Some black holes are small. Some black holes are giant. But oddly enough, in the cosmic fight between innocent passing stars and voracious black holes, scientists have never found a mid-sized black hole. Until now.
The star cluster 47 Tucanae, located about 13,000 to 16,000 light years from Earth, is a dense ball of stars. Hundreds of thousands of stars compacted into a 120 light-year span give off gamma rays and X-rays and more energetic events, but to date, no black holes had been found there. The center seemed ripe for opportunities to find one, but a lack of tidal disruption events and a jumble of stars hard to sift through obscured finding any lurking black holes there.
The Harvard-Smithsonian Center for Astrophysics turned to two tactics to find the black hole instead. First, they observed the motion of the stars in aggregate, and compared the rotation rate to what would happen if a black hole were present. Secondly, they observed the position of pulsars in the globular cluster.

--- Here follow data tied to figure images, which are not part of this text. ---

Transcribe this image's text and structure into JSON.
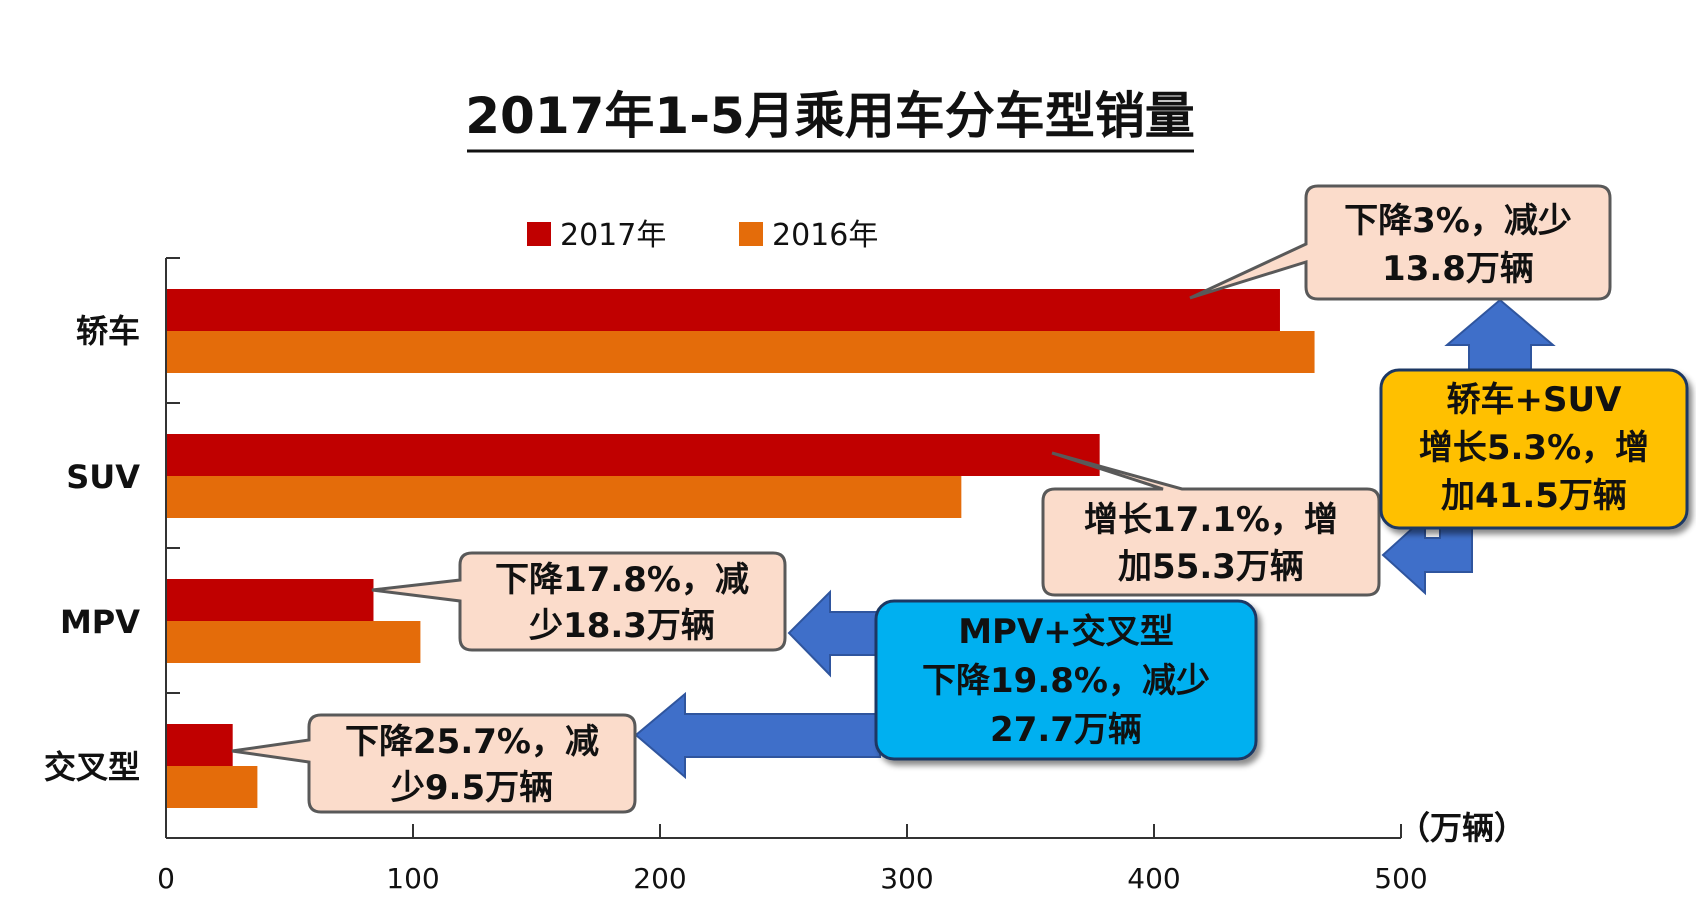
{
  "chart_data": {
    "type": "bar",
    "orientation": "horizontal",
    "title": "2017年1-5月乘用车分车型销量",
    "categories": [
      "轿车",
      "SUV",
      "MPV",
      "交叉型"
    ],
    "series": [
      {
        "name": "2017年",
        "color": "#c00000",
        "values": [
          451,
          378,
          84,
          27
        ]
      },
      {
        "name": "2016年",
        "color": "#e46c0a",
        "values": [
          465,
          322,
          103,
          37
        ]
      }
    ],
    "xlim": [
      0,
      500
    ],
    "xticks": [
      0,
      100,
      200,
      300,
      400,
      500
    ],
    "unit": "（万辆）",
    "legend_position": "top",
    "grid": false,
    "annotations": {
      "sedan": [
        "下降3%，减少",
        "13.8万辆"
      ],
      "suv": [
        "增长17.1%，增",
        "加55.3万辆"
      ],
      "mpv": [
        "下降17.8%，减",
        "少18.3万辆"
      ],
      "crossover": [
        "下降25.7%，减",
        "少9.5万辆"
      ],
      "sedan_suv_total": [
        "轿车+SUV",
        "增长5.3%，增",
        "加41.5万辆"
      ],
      "mpv_crossover_total": [
        "MPV+交叉型",
        "下降19.8%，减少",
        "27.7万辆"
      ]
    }
  }
}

Black holes are the densest objects in the universe. But neutron stars (which include pulsars) are a close second, as both can result from similar events in which a giant star goes supernova and its dense stellar core collapses (though a few other mechanisms can create black holes.)
If the pulsars were the biggest objects in the globular cluster, they’d be nearer to the core and act as a chief gravitational attractor. But instead, pulsars are scattered across the cluster rather than congregating in the center of the cluster.
This all suggests that a black hole of 2,200 solar masses is lying at the center of 47 Tucanae. Until now, though, astronomers have typically only found black holes of below 100 solar masses or above 10,000, the latter of which are the behemoths that power galaxies. These intermediate-mass black holes are believed to be seeds of supermassive black holes. As black holes feast, they gain mass.
The intermediate-mass black holes may form from several stars in a dense cluster collapsing, with the resulting black holes merging and creating a bigger black hole. They could also be black holes that have accumulated mass over time — and indeed, 47 Tucanae is 12 billion years old, giving plenty of time to slurp up matter. There is also a scenario under which, shortly after the Big Bang, certain areas of the expanding universe were so dense they formed black holes shortly after the event.
Finding more mid-range black holes can be hard. Black holes, especially larger ones, typically clean their general area of debris. But if an unfortunate star happens to cross paths with one, the resulting event could be detected by astronomers, allowing them to see an intermediate-mass black hole in action.
The research was published today in Nature.